В котелке закипала вода. Ночь все темнела, шелестела ветвями, лес обступал, придвигался ближе к костру. Таинственно озарялись ветви, могучие стволы деревьев. Но Сергуне в тайге одному никогда не бывало боязно или скучно. Здесь ничто не мешало думать, чувствовать, переживать. Даже было все как-то виднее — и время и люди. Да и мечталось, думалось ему куда вольготнее. Он, например, подумал о далекой стране Швейцарии, которой сроду не видел. Аккуратно отсыпав в горсть пшена из мешочка и бросив в кипяток, подумал об этой самой Швейцарии, будто такой же красивой, как Горный Алтай. Если, конечно, верить радио: «Алтай — это наша Швейцария». Но верить этому не хотелось. Было даже как-то обидно, что где-то еще на земле может быть такая тайга и второй такой Эдиган. Нет, он был уверен, других таких гор нет на свете и нет Эдигана! А Поющего водопада уж и подавно не встретишь. Во всяком случае, ничего похожего он представить себе не мог. Конечно, по радио зря говорить не станут, может быть, там и есть что-то подобное. Подсадная утка вот тоже похожа на вольную, однако это вовсе не то.

В котелке ворчала вода с пшеном. Покопавшись в мешке, старик кинул туда лавровый лист, щепоть соли, прислушался, как трещат на морозе деревья, и справедливости ради подумал: хотя кто его знает, живут же и там люди, и небось им своя Швейцария больше нравится. И может, там где-то вот так же сидит старик у огня, покуривает и вспоминает свое житье, судьбу, выпавшую на его долю. А что? Как говорится, где родился, там и сгодился. Вот сидит он в своей Швейцарии у огня, покуривает, может, и пьет чего-нибудь и даже небось не догадывается о его, Сергунином, существовании. Ни он не догадывается, ни соседи его, и никто в их Швейцарии. Да и вообще многие люди по всей земле не знают и никогда не узнают, что жил на свете такой человек — Сергуня Литяев, заслуженный пенсионер. От этой мысли ему стало почему-то обидно и даже грустно.
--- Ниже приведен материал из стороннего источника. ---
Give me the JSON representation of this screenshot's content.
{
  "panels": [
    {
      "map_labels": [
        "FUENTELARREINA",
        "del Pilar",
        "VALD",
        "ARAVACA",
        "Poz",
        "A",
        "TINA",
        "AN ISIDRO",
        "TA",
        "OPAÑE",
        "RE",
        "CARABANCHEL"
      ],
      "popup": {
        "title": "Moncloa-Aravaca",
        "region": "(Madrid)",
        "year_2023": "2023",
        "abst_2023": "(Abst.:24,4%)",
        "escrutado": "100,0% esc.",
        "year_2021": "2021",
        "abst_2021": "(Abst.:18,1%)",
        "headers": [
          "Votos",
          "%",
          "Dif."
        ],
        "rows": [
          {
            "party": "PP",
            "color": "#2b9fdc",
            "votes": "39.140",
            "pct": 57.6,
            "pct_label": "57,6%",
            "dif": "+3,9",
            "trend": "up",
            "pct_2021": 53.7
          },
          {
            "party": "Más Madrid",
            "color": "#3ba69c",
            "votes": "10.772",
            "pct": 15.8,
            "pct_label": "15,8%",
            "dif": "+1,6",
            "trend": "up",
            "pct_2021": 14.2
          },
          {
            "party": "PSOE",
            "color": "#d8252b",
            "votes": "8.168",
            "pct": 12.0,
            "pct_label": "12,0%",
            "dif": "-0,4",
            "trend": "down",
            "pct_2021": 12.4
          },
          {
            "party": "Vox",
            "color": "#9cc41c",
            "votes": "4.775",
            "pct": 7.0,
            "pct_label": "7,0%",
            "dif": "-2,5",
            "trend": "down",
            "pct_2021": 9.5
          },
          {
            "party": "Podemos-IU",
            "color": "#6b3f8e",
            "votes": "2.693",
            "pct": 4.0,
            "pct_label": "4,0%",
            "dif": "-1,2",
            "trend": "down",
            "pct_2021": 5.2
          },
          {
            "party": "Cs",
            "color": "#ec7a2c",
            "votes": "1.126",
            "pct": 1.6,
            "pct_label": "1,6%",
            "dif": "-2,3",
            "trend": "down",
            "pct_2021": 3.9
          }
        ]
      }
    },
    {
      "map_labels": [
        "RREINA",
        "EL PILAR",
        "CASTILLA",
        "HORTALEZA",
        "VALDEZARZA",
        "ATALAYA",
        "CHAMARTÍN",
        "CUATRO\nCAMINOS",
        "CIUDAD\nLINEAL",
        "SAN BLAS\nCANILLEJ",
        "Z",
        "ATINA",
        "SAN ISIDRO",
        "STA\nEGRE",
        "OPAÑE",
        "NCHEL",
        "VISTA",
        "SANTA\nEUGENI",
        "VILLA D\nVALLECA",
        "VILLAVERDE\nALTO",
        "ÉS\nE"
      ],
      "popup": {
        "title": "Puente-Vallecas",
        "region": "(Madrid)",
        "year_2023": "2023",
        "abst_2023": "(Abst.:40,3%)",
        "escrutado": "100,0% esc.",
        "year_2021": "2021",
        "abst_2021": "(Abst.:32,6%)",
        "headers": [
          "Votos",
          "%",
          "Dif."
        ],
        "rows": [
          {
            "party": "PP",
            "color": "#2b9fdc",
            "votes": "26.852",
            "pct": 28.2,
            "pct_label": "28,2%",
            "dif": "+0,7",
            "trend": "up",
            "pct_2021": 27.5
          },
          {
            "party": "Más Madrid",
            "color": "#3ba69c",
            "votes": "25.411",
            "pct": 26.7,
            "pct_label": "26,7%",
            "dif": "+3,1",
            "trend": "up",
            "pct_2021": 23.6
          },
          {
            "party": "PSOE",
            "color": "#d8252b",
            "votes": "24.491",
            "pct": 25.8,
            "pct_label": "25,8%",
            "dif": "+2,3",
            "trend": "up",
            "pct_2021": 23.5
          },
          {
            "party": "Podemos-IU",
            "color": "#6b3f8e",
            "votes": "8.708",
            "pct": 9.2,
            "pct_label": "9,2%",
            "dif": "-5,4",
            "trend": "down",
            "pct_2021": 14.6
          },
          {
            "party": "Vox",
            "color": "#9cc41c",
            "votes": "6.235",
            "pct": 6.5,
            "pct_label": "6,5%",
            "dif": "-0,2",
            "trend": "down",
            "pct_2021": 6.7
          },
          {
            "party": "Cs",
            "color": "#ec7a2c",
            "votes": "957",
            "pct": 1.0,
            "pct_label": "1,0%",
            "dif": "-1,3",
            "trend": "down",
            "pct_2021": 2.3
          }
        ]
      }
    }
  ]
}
Из котелка выплескивалась раскипевшаяся похлебка, зола сердито фыркала, поднимая летучий пепел. Глядя на этот пепел, летавший, как мошкара над огнем, старик прихватил варежкой котелок, придвинул его к себе и, достав ложку, несколько раз отмахнулся.

Ел осторожно, звонко прихлебывая. Подставлял ладошку, чтоб не капало. С приятностью ощущал лицом горячий, душистый пар и жалел, что нет рядом Белки, верной его собачки. Как-то она там одна, бедолага, перемогается? Накормлена или нет? Была бы жива Полина, ему бы не беспокоилось за собаку, а теперь лучше не думать, не бередить душу. Наверно, он все-таки зря не взял Белку с собой. Сидела бы сейчас рядом, уставя в огонь прозрачные золотые глаза, и на каждый неслышимый писк, на каждый шорох в лесу вострила чуткие уши. «Эх, до чего земная природа все-таки удивительна! — раздумывал он. — Каких только чудес не придумала! И разных мышей, и насекомых, и всяких животных. И какие все уши! Какие глаза! Люди завидуют…» Все, все живое вызывало в Сергуне сочувствие и доброту, порою даже восторг. А над разрушенным мальчишками муравейником он мог стоять в неожиданной горечи, как над пожарищем, и думать: «И ведь не соберешь его теперь, не поможешь. А сколько делов у них было, сколько хлопот».